ARight in front of me. Tim was in front of me and Pruitt was on the left.
QOn the left of you?
AYep
QSo in front of you is towards the main street?
AYes towards the main street.
QAnd how far away from you were they standing?
APretty much in my face.
QAnd can you remember what was said?
ANo I can’t remember anything that was said except for they did demand some money.
QCan you remember how much?
ANo they didn’t give numbers but Pruitt just asked me if I had any money and I told him no
QPruitt did?
AYes
QAnd what was their demeanour, their attitude to you when they stopped you?
ATim was pretty aggressive, Pruitt I couldn’t really say what his was like. I wasn’t too concerned with him.
[25] Although the plural is used throughout, it was accepted by counsel that the Judge had accepted by the time the issue went to the jury that the words of demand had been spoken by Mr Mackey. We can see no basis upon which, in the circumstances of this evidence, the utterance was not the joint activity of the two of them. The first element of the offence was established in respect of both Mr Mackey and Mr Peacock.
[26] However, the Judge found there was no evidence of menaces or an intention to steal by Mr Mackey. It necessarily follows that she should have granted a s 347 discharge for Mr Mackey. But that in no way interfered with the Crown case against Mr Peacock on this count. We do not accept that, because the words of demand were spoken by Mr Mackey, they were not adopted and relied upon by Mr Peacock.

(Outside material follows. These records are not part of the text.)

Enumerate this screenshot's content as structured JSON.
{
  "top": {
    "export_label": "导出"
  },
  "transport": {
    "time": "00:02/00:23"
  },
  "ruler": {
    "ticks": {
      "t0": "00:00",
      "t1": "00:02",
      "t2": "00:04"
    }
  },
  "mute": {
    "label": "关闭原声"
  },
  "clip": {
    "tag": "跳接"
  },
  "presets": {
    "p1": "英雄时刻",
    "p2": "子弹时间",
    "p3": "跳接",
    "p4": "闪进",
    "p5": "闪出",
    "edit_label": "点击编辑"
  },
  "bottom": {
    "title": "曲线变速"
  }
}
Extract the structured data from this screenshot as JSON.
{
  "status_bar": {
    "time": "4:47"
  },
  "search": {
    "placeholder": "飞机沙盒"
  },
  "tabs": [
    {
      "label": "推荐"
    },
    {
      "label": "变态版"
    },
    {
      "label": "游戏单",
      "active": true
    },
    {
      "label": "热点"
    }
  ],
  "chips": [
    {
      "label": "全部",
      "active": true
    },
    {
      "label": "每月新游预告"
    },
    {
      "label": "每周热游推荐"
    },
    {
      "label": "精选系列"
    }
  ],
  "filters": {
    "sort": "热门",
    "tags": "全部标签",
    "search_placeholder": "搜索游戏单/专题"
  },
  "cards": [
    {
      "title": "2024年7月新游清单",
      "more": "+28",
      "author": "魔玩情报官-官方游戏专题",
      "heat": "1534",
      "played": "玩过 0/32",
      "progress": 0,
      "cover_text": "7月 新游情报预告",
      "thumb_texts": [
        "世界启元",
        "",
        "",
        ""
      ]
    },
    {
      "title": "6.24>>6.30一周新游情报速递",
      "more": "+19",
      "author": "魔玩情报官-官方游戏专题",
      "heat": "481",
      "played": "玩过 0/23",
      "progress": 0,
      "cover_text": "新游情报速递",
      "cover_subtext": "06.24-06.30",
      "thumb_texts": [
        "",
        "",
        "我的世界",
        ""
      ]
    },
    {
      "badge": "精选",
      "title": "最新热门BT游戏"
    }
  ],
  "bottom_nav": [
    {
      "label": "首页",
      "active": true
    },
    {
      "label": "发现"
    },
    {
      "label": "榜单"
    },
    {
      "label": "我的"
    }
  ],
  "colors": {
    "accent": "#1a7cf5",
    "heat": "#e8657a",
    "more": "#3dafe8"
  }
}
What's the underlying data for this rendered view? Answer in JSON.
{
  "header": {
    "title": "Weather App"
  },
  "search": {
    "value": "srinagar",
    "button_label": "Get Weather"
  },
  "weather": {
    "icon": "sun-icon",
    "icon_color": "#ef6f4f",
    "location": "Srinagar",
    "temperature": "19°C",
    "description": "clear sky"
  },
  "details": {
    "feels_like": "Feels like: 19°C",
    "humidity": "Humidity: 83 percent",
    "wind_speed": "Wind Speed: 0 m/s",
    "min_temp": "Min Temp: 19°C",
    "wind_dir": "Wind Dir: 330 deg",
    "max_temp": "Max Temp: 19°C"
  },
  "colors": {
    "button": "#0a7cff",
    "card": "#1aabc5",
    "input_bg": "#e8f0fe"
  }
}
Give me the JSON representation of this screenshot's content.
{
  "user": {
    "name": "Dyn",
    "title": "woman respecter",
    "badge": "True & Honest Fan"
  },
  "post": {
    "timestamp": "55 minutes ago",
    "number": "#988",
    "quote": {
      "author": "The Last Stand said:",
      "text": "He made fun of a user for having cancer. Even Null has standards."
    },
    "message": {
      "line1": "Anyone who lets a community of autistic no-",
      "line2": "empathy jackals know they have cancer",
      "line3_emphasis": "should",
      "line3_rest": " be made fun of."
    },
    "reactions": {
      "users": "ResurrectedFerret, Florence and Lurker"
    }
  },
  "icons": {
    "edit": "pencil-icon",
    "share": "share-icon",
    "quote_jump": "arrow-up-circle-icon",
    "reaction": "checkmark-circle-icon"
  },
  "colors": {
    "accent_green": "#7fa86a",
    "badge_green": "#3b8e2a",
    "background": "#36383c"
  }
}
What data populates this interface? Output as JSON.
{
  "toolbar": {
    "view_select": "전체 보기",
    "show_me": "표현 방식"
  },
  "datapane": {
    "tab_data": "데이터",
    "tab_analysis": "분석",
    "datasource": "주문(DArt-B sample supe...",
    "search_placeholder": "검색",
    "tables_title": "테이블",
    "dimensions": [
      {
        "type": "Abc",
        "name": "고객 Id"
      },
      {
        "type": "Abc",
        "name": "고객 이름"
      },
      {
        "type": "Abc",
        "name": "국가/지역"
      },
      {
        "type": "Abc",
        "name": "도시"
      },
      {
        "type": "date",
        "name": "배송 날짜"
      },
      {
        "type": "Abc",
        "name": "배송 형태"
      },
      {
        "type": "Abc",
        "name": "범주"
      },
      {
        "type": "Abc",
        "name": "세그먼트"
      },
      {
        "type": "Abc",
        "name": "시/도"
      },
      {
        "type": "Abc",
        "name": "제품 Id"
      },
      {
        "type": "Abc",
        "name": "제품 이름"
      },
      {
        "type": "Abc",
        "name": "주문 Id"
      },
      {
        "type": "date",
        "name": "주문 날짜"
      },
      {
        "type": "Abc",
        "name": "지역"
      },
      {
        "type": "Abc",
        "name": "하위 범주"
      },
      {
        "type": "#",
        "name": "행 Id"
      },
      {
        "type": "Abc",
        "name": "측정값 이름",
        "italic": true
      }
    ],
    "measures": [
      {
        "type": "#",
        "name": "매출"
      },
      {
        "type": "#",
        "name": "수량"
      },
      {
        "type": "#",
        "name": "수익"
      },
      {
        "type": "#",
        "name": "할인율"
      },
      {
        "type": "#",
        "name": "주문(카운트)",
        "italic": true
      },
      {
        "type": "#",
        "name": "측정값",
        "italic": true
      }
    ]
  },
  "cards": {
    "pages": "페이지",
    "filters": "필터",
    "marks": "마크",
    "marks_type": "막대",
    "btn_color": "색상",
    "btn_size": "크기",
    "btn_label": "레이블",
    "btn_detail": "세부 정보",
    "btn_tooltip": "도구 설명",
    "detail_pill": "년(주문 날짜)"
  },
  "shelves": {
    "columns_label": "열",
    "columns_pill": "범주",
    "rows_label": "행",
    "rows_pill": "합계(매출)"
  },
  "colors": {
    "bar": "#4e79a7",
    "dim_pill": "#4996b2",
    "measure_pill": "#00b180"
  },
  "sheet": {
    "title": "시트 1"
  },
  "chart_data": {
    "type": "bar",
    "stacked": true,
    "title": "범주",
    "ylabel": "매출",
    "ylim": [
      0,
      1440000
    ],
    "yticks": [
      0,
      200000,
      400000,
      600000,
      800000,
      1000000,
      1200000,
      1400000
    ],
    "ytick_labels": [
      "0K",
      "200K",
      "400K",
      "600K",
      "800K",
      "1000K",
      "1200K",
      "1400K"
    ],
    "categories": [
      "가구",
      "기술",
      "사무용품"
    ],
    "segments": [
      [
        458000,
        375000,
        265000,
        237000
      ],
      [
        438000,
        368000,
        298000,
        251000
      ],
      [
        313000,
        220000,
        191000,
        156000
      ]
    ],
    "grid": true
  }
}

[27] Counsel wanted to lead us into an analysis of the doctrine of innocent agency, but it is not an issue in this case. Where two or more people are involved in any activity, one can speak for and on behalf of the others as occurred here. Making the demand was not a criminal offence, but if it was accompanied by menaces and an intent to steal as the jury were able to consider with regard to Mr Peacock, it was a criminal offence.
[28] We find no substance in this challenge.
Sentence appeal
[29] There was an appeal against the effective sentence. Mr Ewen realistically accepted that if Mr Peacock was not successful on the third ground of his appeal against conviction he could not argue that the sentence imposed was not within the available sentencing range.
[30] The challenge to the conviction for menacing having been unsuccessful, it necessarily follows that the appeal against sentence cannot succeed.
Conclusion
[31] The appeals against conviction and sentence are accordingly dismissed.